Shosudin frowned. “The man Egelric did not let us stay.”
“Perhaps she died too,” Tashnu suggested.
It seemed the best to him. He knew that the elf – if he had taken the time to think first – would have been revolted at the thought of a woman carrying his blood and his life around in her after he had died, and passing it down through generations of men.
“No!” Vash cried. “She mustn’t die, if he gave his life so she could live. She shan’t die. I shall help her,” he whimpered. “I shall be her friend. As I should have been to him.”
“Vash!” Tashnu sighed. “You don’t know what you’re saying.”
“Let him be, Nush,” Shosudin said wearily. “There’s nothing to be done for or against the elf now anyway.”
“He needn’t have died alone!” Vash protested. “I shall be damned for that, I think.”
“Vash!” Tashnu whispered, horrified.
“Let him be,” Shosudin said. “The best thing to do for him is to let him cry. Kiv himself would have said – ”
“Don’t call him that!” Tashnu whined.
“Oh, brother!” Shosudin groaned. “You don’t know where we’ve been or what we’ve done and seen tonight if you can still moan about the name of a twice-dead elf.”
“But if the children heard, or anyone…”
As if he spoke prophecy, at that moment a faint knock came at the door to his apartment, and Tashnu was paralyzed with worry.
“Who’s there?” Shosudin called when he did not.
“The elf Dara. Is that you, Shus?”
Tashnu let his head fall against Vash’s in relief.
The sight of Vash in tears was not uncommon enough to be particularly alarming. Dara embraced her husband first, but immediately afterwards she turned Vash around and hugged him too.
“Kiv is dead!” Vash sniffled.
Tashnu squirmed at the sound of the name, but Dara did not seem perturbed in the least.
“Poor dear,” she sighed. “For who loved him better than you?”
“I let him die alone!”
“He knows you couldn’t help it, dear. He knows you love him. He forgives you.”
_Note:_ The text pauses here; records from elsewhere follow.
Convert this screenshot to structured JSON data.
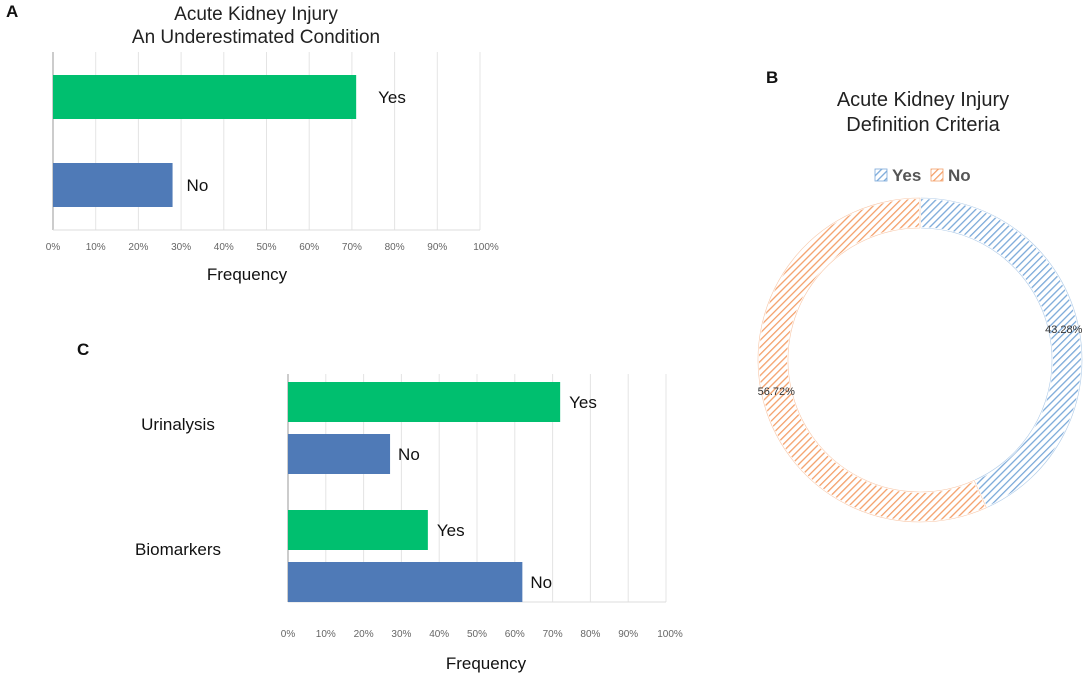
{
  "panels": {
    "a": "A",
    "b": "B",
    "c": "C"
  },
  "colors": {
    "yes_bar": "#00bf6f",
    "no_bar": "#4f7ab7",
    "donut_yes": "#7aa9d9",
    "donut_no": "#f4a06a"
  },
  "chart_data": [
    {
      "id": "A",
      "type": "bar",
      "orientation": "horizontal",
      "title": [
        "Acute Kidney Injury",
        "An Underestimated Condition"
      ],
      "categories": [
        "Yes",
        "No"
      ],
      "values": [
        71,
        28
      ],
      "xlabel": "Frequency",
      "ylabel": "",
      "xlim": [
        0,
        100
      ],
      "xticks": [
        "0%",
        "10%",
        "20%",
        "30%",
        "40%",
        "50%",
        "60%",
        "70%",
        "80%",
        "90%",
        "100%"
      ],
      "grid": true
    },
    {
      "id": "B",
      "type": "pie",
      "variant": "donut",
      "title": [
        "Acute Kidney Injury",
        "Definition Criteria"
      ],
      "legend": [
        "Yes",
        "No"
      ],
      "legend_position": "top",
      "categories": [
        "Yes",
        "No"
      ],
      "values": [
        43.28,
        56.72
      ],
      "value_labels": [
        "43.28%",
        "56.72%"
      ]
    },
    {
      "id": "C",
      "type": "bar",
      "orientation": "horizontal",
      "title": [],
      "groups": [
        "Urinalysis",
        "Biomarkers"
      ],
      "series": [
        {
          "name": "Yes",
          "values": [
            72,
            37
          ]
        },
        {
          "name": "No",
          "values": [
            27,
            62
          ]
        }
      ],
      "xlabel": "Frequency",
      "ylabel": "",
      "xlim": [
        0,
        100
      ],
      "xticks": [
        "0%",
        "10%",
        "20%",
        "30%",
        "40%",
        "50%",
        "60%",
        "70%",
        "80%",
        "90%",
        "100%"
      ],
      "grid": true
    }
  ]
}
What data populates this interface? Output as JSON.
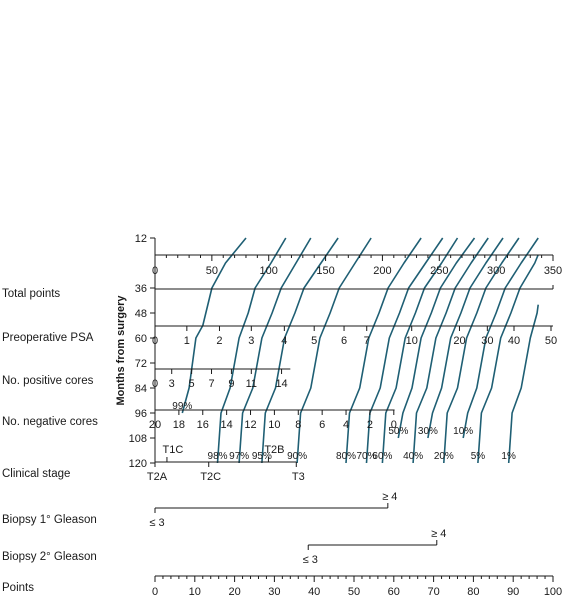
{
  "chart_data": {
    "type": "nomogram",
    "ylabel": "Months from surgery",
    "y_axis_ticks": [
      12,
      36,
      48,
      60,
      72,
      84,
      96,
      108,
      120
    ],
    "ylim": [
      12,
      120
    ],
    "top_points_axis": {
      "ticks": [
        0,
        50,
        100,
        150,
        200,
        250,
        300,
        350
      ],
      "range": [
        0,
        350
      ]
    },
    "curves": [
      {
        "label": "99%",
        "points": [
          [
            24,
            96
          ],
          [
            30,
            84
          ],
          [
            36,
            60
          ],
          [
            42,
            54
          ],
          [
            50,
            36
          ],
          [
            62,
            24
          ],
          [
            80,
            12
          ]
        ]
      },
      {
        "label": "98%",
        "points": [
          [
            55,
            120
          ],
          [
            58,
            96
          ],
          [
            66,
            84
          ],
          [
            74,
            60
          ],
          [
            82,
            48
          ],
          [
            88,
            36
          ],
          [
            102,
            24
          ],
          [
            115,
            12
          ]
        ]
      },
      {
        "label": "97%",
        "points": [
          [
            74,
            120
          ],
          [
            77,
            96
          ],
          [
            86,
            84
          ],
          [
            94,
            60
          ],
          [
            103,
            48
          ],
          [
            111,
            36
          ],
          [
            124,
            24
          ],
          [
            137,
            12
          ]
        ]
      },
      {
        "label": "95%",
        "points": [
          [
            94,
            120
          ],
          [
            97,
            96
          ],
          [
            106,
            84
          ],
          [
            114,
            60
          ],
          [
            123,
            48
          ],
          [
            131,
            36
          ],
          [
            146,
            24
          ],
          [
            161,
            12
          ]
        ]
      },
      {
        "label": "90%",
        "points": [
          [
            125,
            120
          ],
          [
            128,
            96
          ],
          [
            137,
            84
          ],
          [
            145,
            60
          ],
          [
            154,
            48
          ],
          [
            162,
            36
          ],
          [
            176,
            24
          ],
          [
            190,
            12
          ]
        ]
      },
      {
        "label": "80%",
        "points": [
          [
            168,
            120
          ],
          [
            171,
            96
          ],
          [
            180,
            84
          ],
          [
            188,
            60
          ],
          [
            197,
            48
          ],
          [
            205,
            36
          ],
          [
            219,
            24
          ],
          [
            234,
            12
          ]
        ]
      },
      {
        "label": "70%",
        "points": [
          [
            186,
            120
          ],
          [
            189,
            96
          ],
          [
            198,
            84
          ],
          [
            206,
            60
          ],
          [
            215,
            48
          ],
          [
            223,
            36
          ],
          [
            238,
            24
          ],
          [
            253,
            12
          ]
        ]
      },
      {
        "label": "60%",
        "points": [
          [
            200,
            120
          ],
          [
            203,
            96
          ],
          [
            212,
            84
          ],
          [
            220,
            60
          ],
          [
            229,
            48
          ],
          [
            237,
            36
          ],
          [
            252,
            24
          ],
          [
            266,
            12
          ]
        ]
      },
      {
        "label": "50%",
        "points": [
          [
            214,
            108
          ],
          [
            218,
            96
          ],
          [
            226,
            84
          ],
          [
            234,
            60
          ],
          [
            243,
            48
          ],
          [
            251,
            36
          ],
          [
            265,
            24
          ],
          [
            281,
            12
          ]
        ]
      },
      {
        "label": "40%",
        "points": [
          [
            227,
            120
          ],
          [
            230,
            96
          ],
          [
            239,
            84
          ],
          [
            247,
            60
          ],
          [
            256,
            48
          ],
          [
            264,
            36
          ],
          [
            278,
            24
          ],
          [
            293,
            12
          ]
        ]
      },
      {
        "label": "30%",
        "points": [
          [
            240,
            108
          ],
          [
            244,
            96
          ],
          [
            252,
            84
          ],
          [
            260,
            60
          ],
          [
            269,
            48
          ],
          [
            277,
            36
          ],
          [
            291,
            24
          ],
          [
            306,
            12
          ]
        ]
      },
      {
        "label": "20%",
        "points": [
          [
            254,
            120
          ],
          [
            257,
            96
          ],
          [
            266,
            84
          ],
          [
            274,
            60
          ],
          [
            283,
            48
          ],
          [
            291,
            36
          ],
          [
            305,
            24
          ],
          [
            320,
            12
          ]
        ]
      },
      {
        "label": "10%",
        "points": [
          [
            271,
            108
          ],
          [
            275,
            96
          ],
          [
            283,
            84
          ],
          [
            291,
            60
          ],
          [
            300,
            48
          ],
          [
            308,
            36
          ],
          [
            322,
            24
          ],
          [
            337,
            12
          ]
        ]
      },
      {
        "label": "5%",
        "points": [
          [
            284,
            120
          ],
          [
            287,
            96
          ],
          [
            296,
            84
          ],
          [
            304,
            60
          ],
          [
            313,
            48
          ],
          [
            321,
            36
          ],
          [
            334,
            24
          ],
          [
            337,
            20
          ]
        ]
      },
      {
        "label": "1%",
        "points": [
          [
            311,
            120
          ],
          [
            314,
            96
          ],
          [
            322,
            84
          ],
          [
            330,
            60
          ],
          [
            336,
            48
          ],
          [
            337,
            44
          ]
        ]
      }
    ],
    "rows": [
      {
        "label": "Total points",
        "axis": "total"
      },
      {
        "label": "Preoperative PSA",
        "line": [
          0,
          100
        ],
        "ticks": [
          {
            "text": "0",
            "pos": 0
          },
          {
            "text": "1",
            "pos": 8
          },
          {
            "text": "2",
            "pos": 16.2
          },
          {
            "text": "3",
            "pos": 24.2
          },
          {
            "text": "4",
            "pos": 32.5
          },
          {
            "text": "5",
            "pos": 40
          },
          {
            "text": "6",
            "pos": 47.5
          },
          {
            "text": "7",
            "pos": 53.2
          },
          {
            "text": "10",
            "pos": 64.5
          },
          {
            "text": "20",
            "pos": 76.5
          },
          {
            "text": "30",
            "pos": 83.5
          },
          {
            "text": "40",
            "pos": 90.2
          },
          {
            "text": "50",
            "pos": 99.5
          }
        ]
      },
      {
        "label": "No. positive cores",
        "line": [
          0,
          34
        ],
        "ticks": [
          {
            "text": "0",
            "pos": 0
          },
          {
            "text": "3",
            "pos": 4.2
          },
          {
            "text": "5",
            "pos": 9.2
          },
          {
            "text": "7",
            "pos": 14.2
          },
          {
            "text": "9",
            "pos": 19.2
          },
          {
            "text": "11",
            "pos": 24.2
          },
          {
            "text": "14",
            "pos": 31.8
          }
        ]
      },
      {
        "label": "No. negative cores",
        "line": [
          0,
          60.2
        ],
        "ticks": [
          {
            "text": "20",
            "pos": 0
          },
          {
            "text": "18",
            "pos": 6
          },
          {
            "text": "16",
            "pos": 12
          },
          {
            "text": "14",
            "pos": 18
          },
          {
            "text": "12",
            "pos": 24
          },
          {
            "text": "10",
            "pos": 30
          },
          {
            "text": "8",
            "pos": 36
          },
          {
            "text": "6",
            "pos": 42
          },
          {
            "text": "4",
            "pos": 48
          },
          {
            "text": "2",
            "pos": 54
          },
          {
            "text": "0",
            "pos": 60
          }
        ]
      },
      {
        "label": "Clinical stage",
        "line": [
          0,
          35.5
        ],
        "ticks_above": [
          {
            "text": "T1C",
            "pos": 3
          },
          {
            "text": "T2B",
            "pos": 28.5
          }
        ],
        "ticks_below": [
          {
            "text": "T2A",
            "pos": 0
          },
          {
            "text": "T2C",
            "pos": 13.5
          },
          {
            "text": "T3",
            "pos": 35.5
          }
        ]
      },
      {
        "label": "Biopsy 1° Gleason",
        "line": [
          0,
          58.5
        ],
        "labels": [
          {
            "text": "≥ 4",
            "pos": 58.5,
            "side": "above"
          },
          {
            "text": "≤ 3",
            "pos": 0,
            "side": "below"
          }
        ]
      },
      {
        "label": "Biopsy 2° Gleason",
        "line": [
          38.5,
          70.8
        ],
        "labels": [
          {
            "text": "≥ 4",
            "pos": 70.8,
            "side": "above"
          },
          {
            "text": "≤ 3",
            "pos": 38.5,
            "side": "below"
          }
        ]
      },
      {
        "label": "Points",
        "axis": "points",
        "ticks": [
          0,
          10,
          20,
          30,
          40,
          50,
          60,
          70,
          80,
          90,
          100
        ]
      }
    ]
  }
}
Tashnu was momentarily lost in contemplation of Dara’s sweet little face upon Vash’s shoulder. His wife and his mother had been dead so long that he had forgotten what it was to find aid in the arms of a lady. Dara did not begin by asking Vash what was the matter – she merely hugged him. Dara did not begin by asking what had happened – she merely comforted him.
However, she soon lifted her head and wiped her hand over Vash’s cheeks.
“But for now, poor dear, you must dry your eyes and try to be calm. Your father is looking for you and Shus.”
“So late?” Shosudin gasped.
“I think he’s angry, Shus. My father is with him, and Osh and Morin. He knows you two were out tonight.”